Volkswagen Group’s upcoming massive electric offensive is going to mostly take place in China. The German automaker confirmed this week that more than half of the 22 million electric vehicles it plans to produce by 2028 will be produced in China.
Earlier this year, VW updated its electric vehicle objective as part of its new decarbonization plan and said that it now plans to produce 22 million electric vehicles within the next 10 years.
During a presentation at the Shanghai Auto Show this week, VW confirmed that more than half of those vehicles will come from China:
“Volkswagen Group aims to produce 11.6 million BEVs in China by 2028, more than half the group’s global objective of 22 million. Initiatives with all three Chinese vehicle production joint ventures – FAW-Volkswagen, SAIC VOLKSWAGEN and JAC Volkswagen – will enable this target to be reached.”
Dr. Stephan Wöllenstein, CEO of Volkswagen Group China, said that those companies would offer 14 electric vehicles in China by the end of the year:
“Volkswagen Group China is going full-scale electric in 2019. We will be offering 14 NEV models in China this year – providing customers with unprecedented choice. With the first two models based on the MEB platform launching next year and our investment in digitalization, we and our partners have laid the foundation to redefine what mobility means in China, and transform it.”
With two new factories going online next year, VW says that with their partners they are going to increase their EV production capacity by “an additional 600,000 pure electric vehicles a year in China.”
China has won the electric revolution. I am putting Norway aside here since even though they lead in EV adoption, they are not much involved in the production of electric vehicles.
The big auto producers are the US, China, Germany, France, Japan, Korea, and a few others.
Now China is gathering the largest EV production capacity by a wide margin.

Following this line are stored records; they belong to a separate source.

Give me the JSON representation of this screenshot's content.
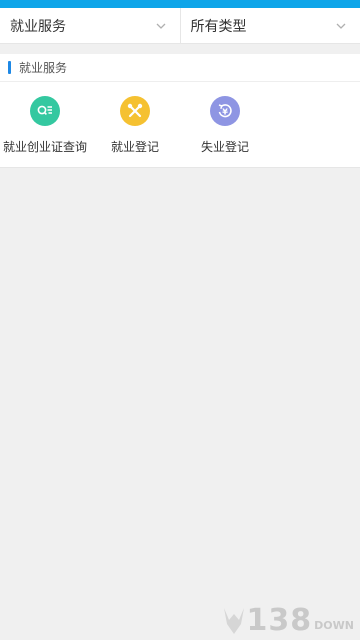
{
  "filters": {
    "service": "就业服务",
    "type": "所有类型"
  },
  "section": {
    "title": "就业服务"
  },
  "services": [
    {
      "label": "就业创业证查询",
      "icon": "search-list-icon",
      "color": "#34c8a0"
    },
    {
      "label": "就业登记",
      "icon": "tools-icon",
      "color": "#f5c131"
    },
    {
      "label": "失业登记",
      "icon": "yen-refresh-icon",
      "color": "#8e95e3"
    }
  ],
  "watermark": {
    "number": "138",
    "suffix": "DOWN"
  },
  "colors": {
    "status_bar": "#0ea5e9",
    "section_marker": "#1e88e5"
  }
}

Volkswagen is arguably the legacy automaker most committed to electric vehicles and they have now confirmed that more than half of their production is going to come from China.
Interestingly, VW referred to the vehicles as ‘BEVs’, which means all-electric vehicles. Most automakers prefer talking about ‘electric vehicles’ or ‘new energy vehicles’ when it comes to their targets because it leaves them open to also produce hybrid or hydrogen fuel cell vehicles.
China also has many other foreign automakers investing in new EV production capacity in the country to be able to comply with its ZEV mandate on top of domestic automakers already having significant production capacity.
By the end of the year, they are even going to have Tesla’s Gigafactory 3. If they continue like that, they are going to own the electric future.